11. Use of Information. Anderson reserves the right, and you authorize us, to use and assign all information regarding site uses by you and all information provided by you in any manner consistent with our Privacy Policy.
12. Applicable Law and Jurisdiction. This Agreement and any dispute arising out of or related to it shall be governed by and construed in accordance with the laws of the State of Connecticut, without giving effect to any choice or conflict of law provision or rule. Any legal suit, action, or proceeding arising out of, or related to, this Agreement or the services provided hereunder shall be instituted exclusively in the federal courts of the United States or the courts of the State of Connecticut in each case located in the County of Hartford. Each party irrevocably submits to the exclusive jurisdiction of such courts in any such suit, action, or proceeding.

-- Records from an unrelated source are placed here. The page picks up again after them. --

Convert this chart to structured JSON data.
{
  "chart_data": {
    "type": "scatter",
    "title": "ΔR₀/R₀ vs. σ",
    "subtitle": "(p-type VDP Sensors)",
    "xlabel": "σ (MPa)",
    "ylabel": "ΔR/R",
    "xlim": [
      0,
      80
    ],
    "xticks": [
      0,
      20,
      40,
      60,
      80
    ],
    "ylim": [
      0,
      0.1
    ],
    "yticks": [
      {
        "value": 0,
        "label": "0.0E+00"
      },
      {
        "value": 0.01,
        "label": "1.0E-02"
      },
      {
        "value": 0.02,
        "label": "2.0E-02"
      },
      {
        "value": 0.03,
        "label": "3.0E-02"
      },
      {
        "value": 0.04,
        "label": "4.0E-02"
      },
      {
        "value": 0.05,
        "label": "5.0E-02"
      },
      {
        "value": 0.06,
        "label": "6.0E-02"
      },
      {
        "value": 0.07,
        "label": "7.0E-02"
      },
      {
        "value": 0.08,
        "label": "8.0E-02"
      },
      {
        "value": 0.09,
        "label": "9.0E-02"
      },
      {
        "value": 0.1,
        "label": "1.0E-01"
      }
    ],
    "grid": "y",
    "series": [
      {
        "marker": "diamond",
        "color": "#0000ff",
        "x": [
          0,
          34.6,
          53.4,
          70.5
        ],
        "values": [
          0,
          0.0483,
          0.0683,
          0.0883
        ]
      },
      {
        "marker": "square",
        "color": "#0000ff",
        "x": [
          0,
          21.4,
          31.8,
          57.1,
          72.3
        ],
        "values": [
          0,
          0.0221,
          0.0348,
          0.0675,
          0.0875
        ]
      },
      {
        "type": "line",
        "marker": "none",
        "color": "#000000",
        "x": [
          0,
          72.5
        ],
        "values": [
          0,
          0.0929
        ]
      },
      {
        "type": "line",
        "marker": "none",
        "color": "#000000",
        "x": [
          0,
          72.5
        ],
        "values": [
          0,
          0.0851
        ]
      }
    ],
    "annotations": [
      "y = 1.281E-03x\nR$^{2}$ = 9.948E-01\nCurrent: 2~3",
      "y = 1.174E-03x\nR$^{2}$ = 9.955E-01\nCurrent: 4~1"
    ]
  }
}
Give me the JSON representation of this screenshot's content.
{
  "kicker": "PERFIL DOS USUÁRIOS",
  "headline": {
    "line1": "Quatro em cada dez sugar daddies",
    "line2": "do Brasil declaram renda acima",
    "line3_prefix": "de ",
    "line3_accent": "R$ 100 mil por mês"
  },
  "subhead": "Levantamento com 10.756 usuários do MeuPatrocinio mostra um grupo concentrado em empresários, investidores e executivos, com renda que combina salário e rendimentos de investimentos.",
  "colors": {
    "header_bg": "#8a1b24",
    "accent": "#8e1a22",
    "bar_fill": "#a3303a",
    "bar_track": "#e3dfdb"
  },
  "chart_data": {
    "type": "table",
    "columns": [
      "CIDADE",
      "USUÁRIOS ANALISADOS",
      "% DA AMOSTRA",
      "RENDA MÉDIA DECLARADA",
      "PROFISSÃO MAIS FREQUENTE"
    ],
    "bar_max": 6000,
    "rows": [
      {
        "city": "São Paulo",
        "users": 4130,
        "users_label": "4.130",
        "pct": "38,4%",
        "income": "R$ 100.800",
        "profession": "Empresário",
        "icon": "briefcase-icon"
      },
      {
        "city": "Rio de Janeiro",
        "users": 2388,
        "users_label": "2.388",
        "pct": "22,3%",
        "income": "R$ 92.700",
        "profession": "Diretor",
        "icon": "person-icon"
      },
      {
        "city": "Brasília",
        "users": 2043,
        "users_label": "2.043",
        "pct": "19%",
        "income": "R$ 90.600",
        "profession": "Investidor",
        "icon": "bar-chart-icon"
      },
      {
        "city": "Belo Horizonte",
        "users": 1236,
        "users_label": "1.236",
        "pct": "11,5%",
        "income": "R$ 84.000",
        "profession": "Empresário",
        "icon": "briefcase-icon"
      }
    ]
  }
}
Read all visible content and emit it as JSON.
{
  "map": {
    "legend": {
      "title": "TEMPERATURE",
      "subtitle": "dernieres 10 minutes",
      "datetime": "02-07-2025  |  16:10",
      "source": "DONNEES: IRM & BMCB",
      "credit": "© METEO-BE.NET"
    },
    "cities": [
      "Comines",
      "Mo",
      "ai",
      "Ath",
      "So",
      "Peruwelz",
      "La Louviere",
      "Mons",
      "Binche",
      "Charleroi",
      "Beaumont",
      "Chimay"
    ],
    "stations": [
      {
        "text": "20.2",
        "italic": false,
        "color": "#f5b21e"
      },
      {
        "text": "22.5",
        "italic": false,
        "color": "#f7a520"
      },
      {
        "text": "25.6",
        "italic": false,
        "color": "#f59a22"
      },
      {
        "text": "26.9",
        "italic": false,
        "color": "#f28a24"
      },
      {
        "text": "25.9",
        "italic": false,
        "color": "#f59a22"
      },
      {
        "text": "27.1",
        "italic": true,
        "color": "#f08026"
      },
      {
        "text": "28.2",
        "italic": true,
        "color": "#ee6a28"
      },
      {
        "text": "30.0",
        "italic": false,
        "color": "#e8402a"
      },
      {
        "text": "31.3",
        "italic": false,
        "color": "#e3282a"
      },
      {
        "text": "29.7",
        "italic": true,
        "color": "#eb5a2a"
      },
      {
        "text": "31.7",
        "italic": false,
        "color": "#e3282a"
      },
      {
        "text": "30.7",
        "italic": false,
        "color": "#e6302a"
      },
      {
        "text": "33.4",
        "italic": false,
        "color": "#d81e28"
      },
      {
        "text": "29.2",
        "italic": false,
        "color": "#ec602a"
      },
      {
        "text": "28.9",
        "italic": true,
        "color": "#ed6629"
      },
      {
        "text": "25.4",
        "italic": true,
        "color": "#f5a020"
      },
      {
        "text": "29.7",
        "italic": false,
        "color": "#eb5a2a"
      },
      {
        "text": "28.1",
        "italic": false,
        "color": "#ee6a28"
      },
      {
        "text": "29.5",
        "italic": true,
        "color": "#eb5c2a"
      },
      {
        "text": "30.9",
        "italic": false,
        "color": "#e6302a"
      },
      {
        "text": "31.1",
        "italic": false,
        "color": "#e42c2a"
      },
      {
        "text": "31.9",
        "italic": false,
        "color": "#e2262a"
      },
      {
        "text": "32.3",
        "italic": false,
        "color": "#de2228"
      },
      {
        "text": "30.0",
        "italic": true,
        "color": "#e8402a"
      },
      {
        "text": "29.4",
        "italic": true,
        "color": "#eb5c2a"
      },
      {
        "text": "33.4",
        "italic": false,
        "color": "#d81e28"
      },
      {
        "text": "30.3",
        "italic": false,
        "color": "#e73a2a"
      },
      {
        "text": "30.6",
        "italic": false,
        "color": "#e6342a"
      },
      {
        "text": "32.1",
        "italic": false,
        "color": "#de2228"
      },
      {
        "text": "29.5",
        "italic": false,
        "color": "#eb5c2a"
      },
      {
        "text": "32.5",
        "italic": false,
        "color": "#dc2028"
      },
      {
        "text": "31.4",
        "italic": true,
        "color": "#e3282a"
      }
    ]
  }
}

13. Severability. If any provision of this Agreement shall be adjudged by any court of competent jurisdiction to be unenforceable or invalid, that provision shall be limited or eliminated to the minimum extent necessary so that this Agreement will otherwise remain in full force and effect.
14. Waiver. The failure of Anderson to exercise or enforce any right or provision of this Agreement shall not operate as a waiver of such right or provision. Any waiver of this Agreement by Anderson must be in writing and signed by an authorized representative of Anderson.